When Sarah did encounter either internal or external obstacles, she would modify her response accordingly, an example of which occurred around her visit to the local drugstore, which was frequented by vagrants. Everything in the store was under lock and key, and customers had to ask for help. During this particular instance, Sarah implemented what we called the “fire drills.” This involved visiting a same-named drugstore in a “safe” neighborhood, and recognizing that it was not the store, but the neighborhood that elicited fear and anxiety. Sarah and her husband concluded the environment they were living in was changing and no longer safe, and that it was time to make a change. Sarah was soon able to apply a related strategy to coping with her fears associated with the tunnel where one of her earlier traumatic experiences had occurred. We successfully added EMDR to her treatment plan.

We had been preparing for termination and scheduled our final appointment.
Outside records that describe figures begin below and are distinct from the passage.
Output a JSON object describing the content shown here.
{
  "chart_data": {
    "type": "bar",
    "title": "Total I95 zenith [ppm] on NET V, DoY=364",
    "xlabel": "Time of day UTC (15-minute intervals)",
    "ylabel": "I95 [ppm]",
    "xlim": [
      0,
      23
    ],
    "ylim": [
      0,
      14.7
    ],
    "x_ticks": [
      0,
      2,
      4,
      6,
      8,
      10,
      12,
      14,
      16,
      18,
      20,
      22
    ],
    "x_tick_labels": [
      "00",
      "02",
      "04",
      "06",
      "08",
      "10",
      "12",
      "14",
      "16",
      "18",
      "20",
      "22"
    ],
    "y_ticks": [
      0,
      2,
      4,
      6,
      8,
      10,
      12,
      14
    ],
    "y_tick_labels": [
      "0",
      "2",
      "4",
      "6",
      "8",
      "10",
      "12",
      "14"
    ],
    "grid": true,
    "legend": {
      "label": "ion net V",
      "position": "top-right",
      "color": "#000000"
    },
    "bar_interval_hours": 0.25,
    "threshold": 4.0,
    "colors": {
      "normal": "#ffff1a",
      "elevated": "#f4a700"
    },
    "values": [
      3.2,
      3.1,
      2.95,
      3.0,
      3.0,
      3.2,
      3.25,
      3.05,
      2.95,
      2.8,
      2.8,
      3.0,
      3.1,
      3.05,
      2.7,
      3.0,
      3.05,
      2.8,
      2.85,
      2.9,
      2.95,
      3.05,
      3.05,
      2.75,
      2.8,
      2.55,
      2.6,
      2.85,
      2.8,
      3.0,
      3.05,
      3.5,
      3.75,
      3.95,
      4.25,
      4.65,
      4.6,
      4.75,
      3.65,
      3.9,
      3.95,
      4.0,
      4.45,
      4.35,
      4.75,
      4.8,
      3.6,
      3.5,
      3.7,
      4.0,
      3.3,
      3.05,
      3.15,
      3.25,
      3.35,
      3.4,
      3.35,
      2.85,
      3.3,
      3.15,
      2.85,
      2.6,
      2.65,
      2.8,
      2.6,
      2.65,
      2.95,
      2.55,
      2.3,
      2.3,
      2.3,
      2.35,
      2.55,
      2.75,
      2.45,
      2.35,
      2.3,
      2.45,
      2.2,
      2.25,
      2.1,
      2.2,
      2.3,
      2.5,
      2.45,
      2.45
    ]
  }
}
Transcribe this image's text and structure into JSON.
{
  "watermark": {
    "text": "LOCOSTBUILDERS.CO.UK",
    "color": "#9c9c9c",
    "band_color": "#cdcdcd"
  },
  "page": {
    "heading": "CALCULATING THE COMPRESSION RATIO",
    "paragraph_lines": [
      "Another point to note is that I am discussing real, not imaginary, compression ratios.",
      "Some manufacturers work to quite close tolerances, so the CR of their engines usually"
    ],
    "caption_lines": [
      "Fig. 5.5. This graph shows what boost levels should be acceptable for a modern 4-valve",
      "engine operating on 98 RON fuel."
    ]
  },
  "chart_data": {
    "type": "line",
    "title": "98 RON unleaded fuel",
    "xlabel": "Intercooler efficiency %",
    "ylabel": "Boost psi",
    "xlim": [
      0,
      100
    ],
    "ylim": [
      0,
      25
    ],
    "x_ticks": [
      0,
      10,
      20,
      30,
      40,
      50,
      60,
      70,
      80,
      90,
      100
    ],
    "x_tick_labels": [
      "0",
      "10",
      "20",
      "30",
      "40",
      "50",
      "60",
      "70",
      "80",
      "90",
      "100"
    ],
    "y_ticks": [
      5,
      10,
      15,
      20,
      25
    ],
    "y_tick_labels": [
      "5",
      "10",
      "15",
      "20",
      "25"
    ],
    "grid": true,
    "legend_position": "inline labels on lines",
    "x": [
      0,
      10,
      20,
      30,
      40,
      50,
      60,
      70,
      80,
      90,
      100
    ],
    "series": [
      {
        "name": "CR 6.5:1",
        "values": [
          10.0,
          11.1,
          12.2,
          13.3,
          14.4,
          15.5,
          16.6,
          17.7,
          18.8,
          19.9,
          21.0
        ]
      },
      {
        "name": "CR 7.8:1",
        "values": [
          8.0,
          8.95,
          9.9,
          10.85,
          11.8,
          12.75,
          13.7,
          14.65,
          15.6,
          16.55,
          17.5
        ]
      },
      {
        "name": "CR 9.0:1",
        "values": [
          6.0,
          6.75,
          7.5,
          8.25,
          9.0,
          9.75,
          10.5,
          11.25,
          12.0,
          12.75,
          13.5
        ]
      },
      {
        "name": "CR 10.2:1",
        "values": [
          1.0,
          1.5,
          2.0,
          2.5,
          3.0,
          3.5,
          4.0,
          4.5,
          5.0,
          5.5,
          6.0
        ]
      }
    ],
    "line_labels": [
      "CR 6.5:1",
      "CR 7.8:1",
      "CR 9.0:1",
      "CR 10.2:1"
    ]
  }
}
When she came on-line for that session, she excitedly proclaimed, “You are not going to believe this.” She then detailed how she and her husband decided to take the subway home one night after leaving the theater, in front of which there was a protest.

Realizing that while many of her initial fears were justified, Sarah had re-gained control of her life and put her traumas behind her. She had completed her journey both literally and figuratively! She shared her final art project with me, which was a graphic reflection of her healing journey. A masterpiece in every sense of the word; it was being framed as we concluded our work, and was to hang in her new home, as a trailhead of sorts for the next phase of her journey.